Three weeks. It took three weeks for something to happen, and I did not even make it happen. It was an accident. I was in the dining room sitting silently with my mom while she organized her paperwork. All of a sudden, out of nowhere, I broke into a bellow and my mom was hysterical. She thought that she had done something wrong and demanded that I tell her what is happening to me. I didn't speak for I was afraid of what to say. I couldn't speak. She was very worried, so she got up from her chair and speedily searched for my dad around the house to gather some insight on what I was crying about. Disappointment and more pain struck me when my dad scoffed at my hysteria. He called me crazy, and at that moment, I felt him relinquishing all his love and care for me. The daughter who viewed her father as the most important person in her life ended up tearing her apart and breaking her heart.

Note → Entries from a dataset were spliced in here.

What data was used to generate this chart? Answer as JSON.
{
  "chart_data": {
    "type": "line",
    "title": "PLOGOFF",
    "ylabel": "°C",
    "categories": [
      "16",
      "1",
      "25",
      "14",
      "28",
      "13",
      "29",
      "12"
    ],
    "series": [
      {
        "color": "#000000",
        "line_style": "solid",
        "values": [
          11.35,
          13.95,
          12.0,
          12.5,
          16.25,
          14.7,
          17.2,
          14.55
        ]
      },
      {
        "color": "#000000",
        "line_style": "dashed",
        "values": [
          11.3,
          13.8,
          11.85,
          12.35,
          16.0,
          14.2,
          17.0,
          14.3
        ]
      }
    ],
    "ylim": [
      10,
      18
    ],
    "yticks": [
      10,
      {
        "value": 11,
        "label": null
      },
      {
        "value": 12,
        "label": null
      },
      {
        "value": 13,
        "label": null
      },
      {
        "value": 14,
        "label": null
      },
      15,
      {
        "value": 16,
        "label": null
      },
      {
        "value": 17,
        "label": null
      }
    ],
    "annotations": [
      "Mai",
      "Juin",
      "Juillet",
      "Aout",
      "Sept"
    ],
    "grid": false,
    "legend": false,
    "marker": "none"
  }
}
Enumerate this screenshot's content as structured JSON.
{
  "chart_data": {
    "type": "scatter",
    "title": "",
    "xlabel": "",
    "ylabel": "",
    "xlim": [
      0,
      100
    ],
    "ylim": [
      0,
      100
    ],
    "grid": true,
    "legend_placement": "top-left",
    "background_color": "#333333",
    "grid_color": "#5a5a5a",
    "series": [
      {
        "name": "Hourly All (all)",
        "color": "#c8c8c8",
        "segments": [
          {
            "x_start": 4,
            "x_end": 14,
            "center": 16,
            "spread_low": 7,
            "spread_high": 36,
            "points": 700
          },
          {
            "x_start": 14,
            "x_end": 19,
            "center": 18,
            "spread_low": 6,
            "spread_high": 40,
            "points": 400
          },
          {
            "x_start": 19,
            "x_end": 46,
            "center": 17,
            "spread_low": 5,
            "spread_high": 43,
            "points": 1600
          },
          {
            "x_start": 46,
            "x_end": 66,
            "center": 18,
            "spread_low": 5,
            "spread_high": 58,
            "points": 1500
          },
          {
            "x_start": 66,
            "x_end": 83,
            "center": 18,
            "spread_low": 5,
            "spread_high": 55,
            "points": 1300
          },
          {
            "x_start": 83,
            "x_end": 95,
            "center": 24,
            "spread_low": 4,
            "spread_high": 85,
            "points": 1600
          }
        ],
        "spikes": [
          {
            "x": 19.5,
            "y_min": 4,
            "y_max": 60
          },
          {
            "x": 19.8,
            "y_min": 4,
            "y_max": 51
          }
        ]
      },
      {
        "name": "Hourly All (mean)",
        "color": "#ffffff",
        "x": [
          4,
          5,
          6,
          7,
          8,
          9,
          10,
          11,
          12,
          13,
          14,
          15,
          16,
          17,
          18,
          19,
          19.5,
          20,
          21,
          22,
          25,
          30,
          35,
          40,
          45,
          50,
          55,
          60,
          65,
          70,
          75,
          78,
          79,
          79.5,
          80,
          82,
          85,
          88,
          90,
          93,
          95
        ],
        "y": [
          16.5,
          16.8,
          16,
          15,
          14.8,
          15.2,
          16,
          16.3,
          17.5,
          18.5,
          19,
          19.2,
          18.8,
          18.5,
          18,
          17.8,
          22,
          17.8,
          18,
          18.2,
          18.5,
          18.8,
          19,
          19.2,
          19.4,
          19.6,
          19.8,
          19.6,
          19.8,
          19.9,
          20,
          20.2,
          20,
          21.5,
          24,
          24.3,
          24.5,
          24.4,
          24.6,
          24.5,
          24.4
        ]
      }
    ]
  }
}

He will always be my father, no matter how much he has hurt me. I admit that there are times where I wanted to throw a fit at him just to show him how furious I was for what he did to his family, but I cannot find the will to do just that. My dad did me, my brother, and my mother wrong, but I never lose hope that he will find his way again, and I want to be ready to accept him for when that time comes. I do not wish to let my pain and anger take over me. I do not want to be swallowed by my fear and anxieties. Instead, I intend to do the opposite. Just because I went through a difficult time does not mean I get to throw away my dreams and my goals. It is my senior year and I'm prepared to work harder than I've ever had to before. This goes to show that I will not let this problem push me off the cliff. This situation was only a test of my strength. Yes, I am torn apart and broken but I was not raised a coward. I am going to fight. Dad, this is for you.

TOPICS: (do they belong to any of these?)
1) There may be personal information that you want considered as part of your admissions application. Write an essay describing that information. You might include exceptional hardships, challenges, or opportunities that have shaped or impacted your abilities or academic credentials, personal responsibilities, exceptional achievements or talents, educational goals, or ways in which you might contribute to an institution committed to creating a diverse learning environment.

2) Write an essay in which you tell us about someone who has made an impact on your life and explain how and why this person is important to you.

3) Evaluate a significant experience, achievement, risk you have taken, or ethical dilemma you have faced and its impact on you.

4) Describe an event, a person or an educational experience that has had a major impact on your life and why

NOTE: "Impact" does not necessarily have to be "awe-inspiring" and come from a positive experience right? Because my essay is not at all like that.